Aunque al ver la dimensión de la protesta que había instigado, Trump llamó al orden y al respeto a las fuerzas del orden, más tarde el mismo miércoles volvió a arremeter contra quienes maquinaron, según él, un fraude electoral del que no existen pruebas y llamó a los golpistas grandes patriotas. Esto provocó que Twitter le desactivara la cuenta durante 12 horas, mientras que Facebook e Instagram eliminaron su video. Desde el punto de vista de la comunicación política, esto es completamente inédito en la historia, al tratarse de fenómenos de comunicación tan recientes, y anticipa lo que en un futuro podría tratarse de una democracia dependiente del control de las grandes plataformas. En este caso, la justificación es más que válida: frenar la provocación a la violencia por parte de un actor político. Es más, Twitter canceló definitivamente la cuenta de Trump dos días después para evitar que siga llamando a la violencia a través de una estrategia de desinformación que arrancó incluso antes de que se celebraran los comicios en noviembre pasado.

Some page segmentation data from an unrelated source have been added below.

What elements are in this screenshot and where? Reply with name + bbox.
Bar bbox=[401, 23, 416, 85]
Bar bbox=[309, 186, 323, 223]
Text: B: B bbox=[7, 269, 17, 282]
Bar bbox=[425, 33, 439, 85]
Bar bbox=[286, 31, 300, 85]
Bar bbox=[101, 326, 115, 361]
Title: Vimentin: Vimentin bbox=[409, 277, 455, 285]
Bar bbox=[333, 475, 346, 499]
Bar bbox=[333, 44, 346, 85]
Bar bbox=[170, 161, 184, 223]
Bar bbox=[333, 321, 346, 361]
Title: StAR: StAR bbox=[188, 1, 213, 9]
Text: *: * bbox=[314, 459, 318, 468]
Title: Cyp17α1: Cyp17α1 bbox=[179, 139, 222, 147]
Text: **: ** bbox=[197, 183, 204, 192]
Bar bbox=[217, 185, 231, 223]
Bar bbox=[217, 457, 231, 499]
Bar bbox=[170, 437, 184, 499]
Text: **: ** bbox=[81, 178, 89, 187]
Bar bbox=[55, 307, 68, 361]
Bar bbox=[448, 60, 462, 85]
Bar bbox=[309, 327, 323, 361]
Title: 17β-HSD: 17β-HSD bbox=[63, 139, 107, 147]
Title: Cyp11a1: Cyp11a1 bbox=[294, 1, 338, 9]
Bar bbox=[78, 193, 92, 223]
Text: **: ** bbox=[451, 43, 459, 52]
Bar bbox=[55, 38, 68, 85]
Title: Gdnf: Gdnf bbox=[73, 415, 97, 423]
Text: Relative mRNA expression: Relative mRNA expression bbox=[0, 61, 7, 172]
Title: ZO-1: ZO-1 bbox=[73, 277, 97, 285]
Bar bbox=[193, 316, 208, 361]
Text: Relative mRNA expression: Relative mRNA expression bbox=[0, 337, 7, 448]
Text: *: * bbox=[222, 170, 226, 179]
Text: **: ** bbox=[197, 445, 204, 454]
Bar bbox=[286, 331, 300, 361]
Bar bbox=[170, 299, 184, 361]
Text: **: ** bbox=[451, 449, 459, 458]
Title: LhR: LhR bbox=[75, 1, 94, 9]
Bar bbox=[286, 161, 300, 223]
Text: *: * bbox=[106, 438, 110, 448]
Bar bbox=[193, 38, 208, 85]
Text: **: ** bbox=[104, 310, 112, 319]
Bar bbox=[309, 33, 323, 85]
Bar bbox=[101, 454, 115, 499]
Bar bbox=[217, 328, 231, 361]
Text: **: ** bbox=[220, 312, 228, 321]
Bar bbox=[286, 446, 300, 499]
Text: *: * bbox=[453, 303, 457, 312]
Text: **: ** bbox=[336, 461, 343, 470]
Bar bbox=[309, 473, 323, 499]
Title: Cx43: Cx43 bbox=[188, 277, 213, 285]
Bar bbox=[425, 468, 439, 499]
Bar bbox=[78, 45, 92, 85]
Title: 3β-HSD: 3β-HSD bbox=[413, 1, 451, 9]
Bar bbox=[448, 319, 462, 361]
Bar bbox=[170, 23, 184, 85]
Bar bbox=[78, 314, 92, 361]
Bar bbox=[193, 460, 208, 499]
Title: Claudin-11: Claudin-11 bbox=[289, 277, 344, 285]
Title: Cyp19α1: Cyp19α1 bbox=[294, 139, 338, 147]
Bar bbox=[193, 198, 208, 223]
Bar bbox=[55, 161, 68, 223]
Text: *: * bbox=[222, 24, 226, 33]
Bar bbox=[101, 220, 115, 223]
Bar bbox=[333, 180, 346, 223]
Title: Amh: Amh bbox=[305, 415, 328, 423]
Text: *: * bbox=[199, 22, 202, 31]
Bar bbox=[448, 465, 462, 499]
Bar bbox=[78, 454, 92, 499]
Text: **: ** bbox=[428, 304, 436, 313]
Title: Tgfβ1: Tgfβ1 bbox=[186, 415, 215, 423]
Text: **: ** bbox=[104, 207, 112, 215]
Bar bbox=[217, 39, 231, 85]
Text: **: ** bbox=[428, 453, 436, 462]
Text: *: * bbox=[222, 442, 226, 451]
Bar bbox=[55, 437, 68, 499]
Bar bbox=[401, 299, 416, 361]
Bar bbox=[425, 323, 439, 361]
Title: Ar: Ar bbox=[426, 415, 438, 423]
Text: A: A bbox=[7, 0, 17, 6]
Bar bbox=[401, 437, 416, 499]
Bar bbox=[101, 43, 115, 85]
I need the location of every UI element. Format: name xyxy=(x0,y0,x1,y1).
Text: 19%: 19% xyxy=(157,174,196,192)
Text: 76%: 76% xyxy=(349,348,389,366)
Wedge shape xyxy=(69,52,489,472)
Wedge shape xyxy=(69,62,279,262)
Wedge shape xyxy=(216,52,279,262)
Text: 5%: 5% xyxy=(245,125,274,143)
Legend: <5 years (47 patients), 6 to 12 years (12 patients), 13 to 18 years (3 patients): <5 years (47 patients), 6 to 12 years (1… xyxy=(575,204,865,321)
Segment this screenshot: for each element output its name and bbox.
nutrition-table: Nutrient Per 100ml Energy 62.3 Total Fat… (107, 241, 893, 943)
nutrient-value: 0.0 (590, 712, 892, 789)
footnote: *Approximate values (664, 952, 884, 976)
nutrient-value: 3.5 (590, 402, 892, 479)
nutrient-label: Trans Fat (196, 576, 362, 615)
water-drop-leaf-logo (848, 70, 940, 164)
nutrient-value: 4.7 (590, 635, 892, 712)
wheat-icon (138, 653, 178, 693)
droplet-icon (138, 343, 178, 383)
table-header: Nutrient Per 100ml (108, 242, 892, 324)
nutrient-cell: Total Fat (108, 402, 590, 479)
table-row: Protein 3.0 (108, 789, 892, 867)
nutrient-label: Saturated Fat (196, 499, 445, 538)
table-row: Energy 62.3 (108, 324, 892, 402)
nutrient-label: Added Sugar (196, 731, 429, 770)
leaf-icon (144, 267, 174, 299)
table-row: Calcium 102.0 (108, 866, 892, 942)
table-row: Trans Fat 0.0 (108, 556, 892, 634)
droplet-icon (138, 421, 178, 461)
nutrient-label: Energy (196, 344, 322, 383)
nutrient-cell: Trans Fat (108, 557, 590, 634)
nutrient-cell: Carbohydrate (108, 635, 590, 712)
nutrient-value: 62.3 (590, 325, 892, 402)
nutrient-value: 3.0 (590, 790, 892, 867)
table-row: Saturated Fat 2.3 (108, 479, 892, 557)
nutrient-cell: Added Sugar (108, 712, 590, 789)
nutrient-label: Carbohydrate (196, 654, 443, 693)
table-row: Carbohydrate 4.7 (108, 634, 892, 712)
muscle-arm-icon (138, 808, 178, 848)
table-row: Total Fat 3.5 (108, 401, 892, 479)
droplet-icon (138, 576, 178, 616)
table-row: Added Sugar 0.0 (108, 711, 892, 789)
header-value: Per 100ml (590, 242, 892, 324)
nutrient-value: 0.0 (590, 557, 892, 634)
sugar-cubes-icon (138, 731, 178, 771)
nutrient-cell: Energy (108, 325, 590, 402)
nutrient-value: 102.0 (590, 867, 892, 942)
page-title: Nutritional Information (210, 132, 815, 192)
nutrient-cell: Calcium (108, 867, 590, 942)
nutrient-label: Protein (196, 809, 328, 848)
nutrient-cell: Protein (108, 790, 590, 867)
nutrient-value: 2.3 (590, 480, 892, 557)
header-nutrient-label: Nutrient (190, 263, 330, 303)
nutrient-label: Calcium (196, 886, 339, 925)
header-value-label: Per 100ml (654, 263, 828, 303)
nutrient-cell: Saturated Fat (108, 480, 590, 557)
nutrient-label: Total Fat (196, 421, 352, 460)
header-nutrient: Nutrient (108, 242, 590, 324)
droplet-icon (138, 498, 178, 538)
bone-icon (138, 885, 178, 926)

Frente a lo que ha sido la transición de poder más accidentada de la que se tenga memoria, el presidente electo Biden expresó lo siguiente: “En este momento, nuestra democracia está bajo un asalto sin precedentes, como no habíamos visto en tiempos modernos. Un asalto a una ciudad de libertad, el Capitolio en sí mismo. Un asalto a los representantes de la gente, a la policía del Capitolio, a los servidores públicos (…). No es una protesta, es una insurrección”. Con esta afrenta a la decisión tomada por la mayoría de los ciudadanos estadounidenses y reflejada por las reglas del Colegio Electoral, arribará un nuevo gobierno en unos pocos días. La tarea de Biden, la vicepresidenta Kamala Harris y su equipo de trabajo no es fácil: podría resumirse en reconstituir el tejido social antes que establecer un nuevo pacto político. Pero esta situación, hay que decirlo, ya no depende únicamente del presidente que entrará en funciones. Lo ocurrido esta semana en Washington ya no es solo un síntoma, es el estado en el que dejó Donald Trump a la democracia de su país al desacreditarla continuamente. Remontar este saldo no es tarea fácil porque en la mente de cada partidario del tirano que se va está una visión del mundo basada en “fake news” y conspiraciones que avivan el fanatismo. Biden gobernará a un país partido en dos.
Como vecinos y socios estratégicos, México y Estados Unidos tienen un futuro compartido en una de las regiones con más potencial del planeta: Norteamérica. Este potencial fue también continuamente menospreciado por Trump, quien se encargó de estigmatizar a los mexicanos generalizándolos como delincuentes. Su discurso xenófobo pasará al basurero de la historia como él, un ser incapaz de entender que el mundo va más allá de su posición de privilegio. Afortunadamente para el mundo una nueva era está por comenzar. México tiene la oportunidad de reconstituir los intereses comunes con el gobierno del presidente Biden, un hombre experimentado y moderado, que puede ser un aliado en una época de incertidumbre, cuando está claro que el peor enemigo no es un patógeno desconocido como el que ya nos afecta, sino el odio; la capacidad que tiene de movilizar masas para destruir principios e instituciones.